Back in 2008, when I was 31 years young and a freshly minted Ph.D., I took my first job in digital media. I was hired as a consultant for "advanced analytics" on a new mobile ad server. So I dusted off my statistics books, cracked my knuckles and logged into the machines where six months of server files were housed. And that's when the torture began.
The data files were scattered across directories. The names were inconsistent. The formats varied wildly. Hours passed as I typed out Unix commands on the terminal, tediously stitching together billions of events into a time series of the last few months. As the graph rendered, an amazing trend unfolded: a sudden dip, then a 300% spike in ad traffic! Yet a few more keystrokes revealed the unglamorous reason: The platform had crashed, rebooted and began logging every event in triplicate.
So much for the "advanced analytics" I'd been hired to deliver. Though I'd uncovered a few troubling bugs in the new ad server, those insights weren't gleaned through complex mathematics. It was simple counts, averages and a plain chart that got me there.
Herein lies the dirty secret about most data scientists' work -- it's more data munging than deep learning. The best minds of my generation are deleting commas from log files, and that makes me sad. A Ph.D. is a terrible thing to waste.
So how did we end up here, hiring data scientists with promises of building predictive models, and instead conscripting them to doing arithmetic at scale? The core problems are twofold -- an underestimation by marketing firms of the challenges of data cleansing, and a lack of self-service reporting tools for business users.
Data scientists are enslaved by both. One agency CIO recently told me, "We spend more than 50% of our time acquiring and cleaning data." Unfortunately, much of the janitorial work falls to the whiz kids hired to do downstream analytics. Likewise, on the other side of the data continuum, data-science teams are stuck servicing a barrage of reporting requests from business users.

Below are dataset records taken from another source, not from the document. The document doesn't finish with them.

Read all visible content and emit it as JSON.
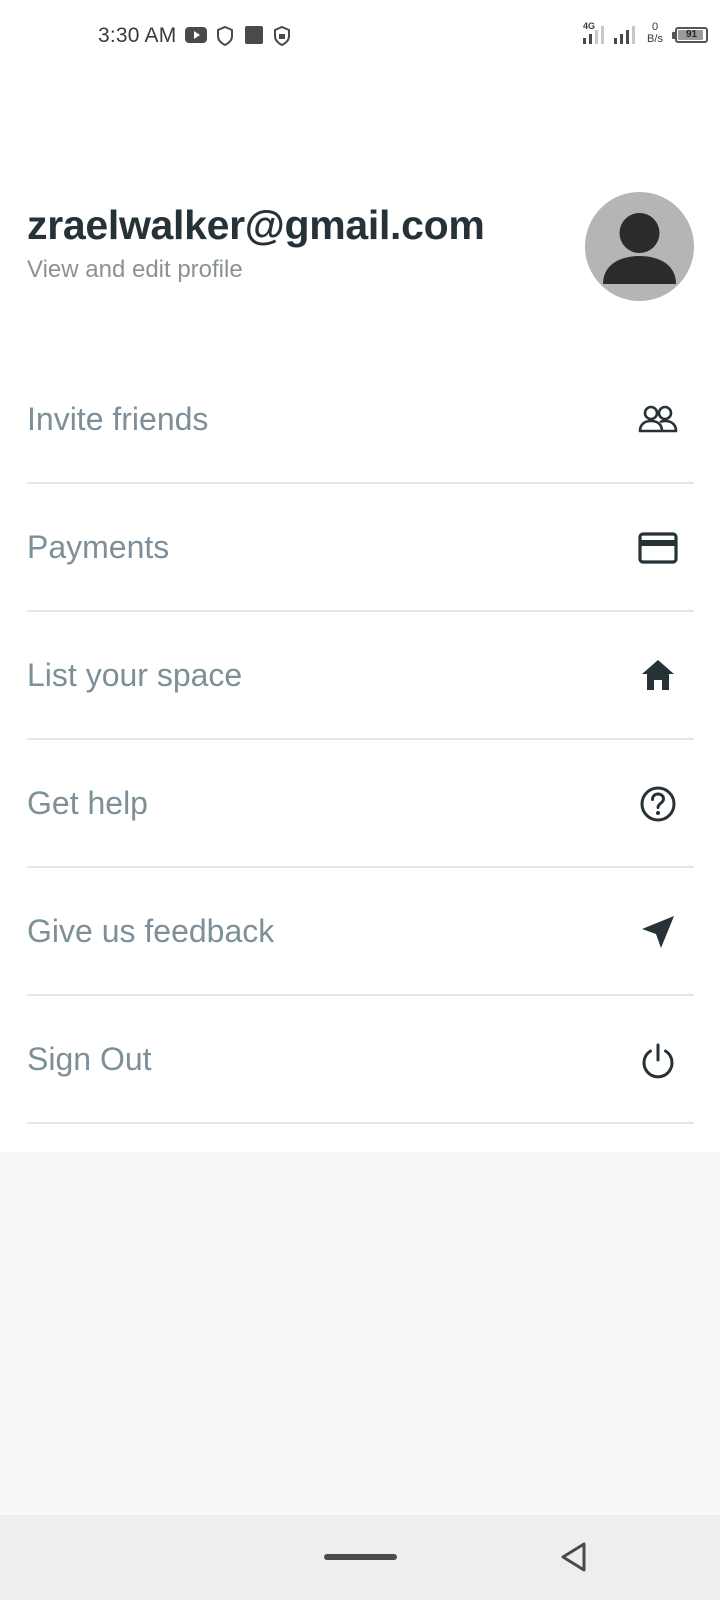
{
  "status_bar": {
    "time": "3:30 AM",
    "network_type": "4G",
    "net_speed_value": "0",
    "net_speed_unit": "B/s",
    "battery_level": "91",
    "icons": [
      "youtube-icon",
      "shield-icon",
      "square-icon",
      "shield-badge-icon",
      "signal-icon",
      "signal-icon",
      "battery-icon"
    ]
  },
  "profile": {
    "email": "zraelwalker@gmail.com",
    "subtitle": "View and edit profile",
    "avatar_icon": "person-icon"
  },
  "menu": {
    "items": [
      {
        "label": "Invite friends",
        "icon": "people-icon"
      },
      {
        "label": "Payments",
        "icon": "credit-card-icon"
      },
      {
        "label": "List your space",
        "icon": "home-icon"
      },
      {
        "label": "Get help",
        "icon": "help-circle-icon"
      },
      {
        "label": "Give us feedback",
        "icon": "send-icon"
      },
      {
        "label": "Sign Out",
        "icon": "power-icon"
      }
    ]
  },
  "nav_bar": {
    "icons": [
      "home-pill-icon",
      "back-icon"
    ]
  },
  "colors": {
    "title_text": "#263238",
    "menu_text": "#7d8f99",
    "subtitle_text": "#8a9296",
    "divider": "#e2e4e5",
    "avatar_bg": "#b5b5b5",
    "icon": "#263238",
    "lower_bg": "#f8f8f8",
    "nav_bg": "#eeeeee"
  }
}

Luckily, there are several paths for firms to liberate data scientists and clear a way toward the higher-value insights they're paid to pursue. Firms should hire a class of brawny developers who are great partners for data scientists: data engineers. At my company, we've hired an entire department of them, dedicated to building the data plumbing and sanitation processes to extract, transform and load data between external and internal systems.
The primary qualification for a great data engineer isn't education but experience -- those who have learned the black arts of data manipulation out of necessity, whether as an investment analyst, sales engineer or laboratory post-doc. When choosing whom to hire, SQL savvy isn't enough. Look for candidates with Python, Perl, and R -- all great languages for data munging -- listed on their LinkedIn profiles.
Data engineers can help companies build the necessary infrastructure needed to run an efficient business. These individuals decide what to build in-house or when it's more effective to bring in outside technology, depending on the scale of data, level of customization, requirements for external sharing, and desire for an on-premise or cloud-hosted solution. Their efforts are best suited to build out the pipes for the data scientists to work within. This approach frees up data scientists and saves their highly specialized skills for higher-level projects.
Seven years ago, as I huddled over my laptop searching for a signal in the noise of digital-media data, there was only a trickle of interest in data science on Madison Avenue. That trickle is now a flood, and the rising expectations of what data science can achieve -- the end of the make-good, the undoing of Wanamaker's lament -- are far from being fulfilled.
The promised land of insights does exist, but data scientists -- if they are the chosen ones -- deserve to be unshackled from many of the tasks they're forced into doing today. With supporting investments in people and software, data scientists can lead their organizations to a prosperous future.